Day 7 lumefantrine concentrations greater than or equal to 0.2 μg/mL were considered therapeutic [30].
Statistical analysis
Uncorrected efficacy was determined by dividing the number of treatment failures in each study arm by the total number of participants classified as either adequate clinical and parasitological response or treatment failure in that arm. Parasite clearance rates on day 2 and day 3 of follow-up were also examined to evaluate artemisinin delayed response.
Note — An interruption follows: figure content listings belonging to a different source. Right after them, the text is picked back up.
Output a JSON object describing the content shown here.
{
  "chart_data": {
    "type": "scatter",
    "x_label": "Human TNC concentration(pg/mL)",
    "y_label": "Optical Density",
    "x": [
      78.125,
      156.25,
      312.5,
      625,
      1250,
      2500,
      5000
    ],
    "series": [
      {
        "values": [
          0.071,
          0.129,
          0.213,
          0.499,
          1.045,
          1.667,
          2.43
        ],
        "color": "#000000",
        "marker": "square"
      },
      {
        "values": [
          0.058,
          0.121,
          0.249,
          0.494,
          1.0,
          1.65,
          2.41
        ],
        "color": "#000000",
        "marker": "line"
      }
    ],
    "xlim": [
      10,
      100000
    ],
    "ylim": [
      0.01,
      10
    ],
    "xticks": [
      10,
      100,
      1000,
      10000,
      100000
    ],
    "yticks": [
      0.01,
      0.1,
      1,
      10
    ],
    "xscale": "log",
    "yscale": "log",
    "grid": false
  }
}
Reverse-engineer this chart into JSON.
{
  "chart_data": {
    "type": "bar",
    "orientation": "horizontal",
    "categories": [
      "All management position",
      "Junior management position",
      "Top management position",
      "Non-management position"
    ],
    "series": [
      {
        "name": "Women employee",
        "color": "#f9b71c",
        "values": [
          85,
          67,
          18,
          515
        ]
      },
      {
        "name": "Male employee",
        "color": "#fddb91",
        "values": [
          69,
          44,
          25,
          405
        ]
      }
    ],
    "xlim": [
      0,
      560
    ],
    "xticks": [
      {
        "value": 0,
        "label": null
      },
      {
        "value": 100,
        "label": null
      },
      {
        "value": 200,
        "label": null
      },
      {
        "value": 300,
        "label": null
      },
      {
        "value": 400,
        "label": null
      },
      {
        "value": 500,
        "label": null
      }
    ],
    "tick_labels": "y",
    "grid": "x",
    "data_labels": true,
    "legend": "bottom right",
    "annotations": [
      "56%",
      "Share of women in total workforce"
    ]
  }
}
Kaplan–Meier estimates of survival curves were calculated using the survival package in R version 3.3.2 (R Foundation for Statistical Computing, Vienna, Austria). Data from participants excluded for reasons other than treatment failure or incorrect enrollment were included in the analysis until the day of study departure.
To determine corrected therapeutic efficacy, microsatellite data were analysed using a previously published algorithm [31] that assigns each late treatment failure a posterior probability of recrudescence. A probability of more than 0.5 was considered a recrudescence, and less than or equal to 0.5 was designated as a reinfection.
The distribution of day 7 lumefantrine drug levels was compared between cases of adequate clinical and parasitological response and cases of recrudescence and reinfection using the Kolmogorov–Smirnov test. The proportion of participants with sub-therapeutic day 7 lumefantrine levels was compared between cases of adequate clinical and parasitological response and cases of recrudescence and reinfection using Fisher’s exact test.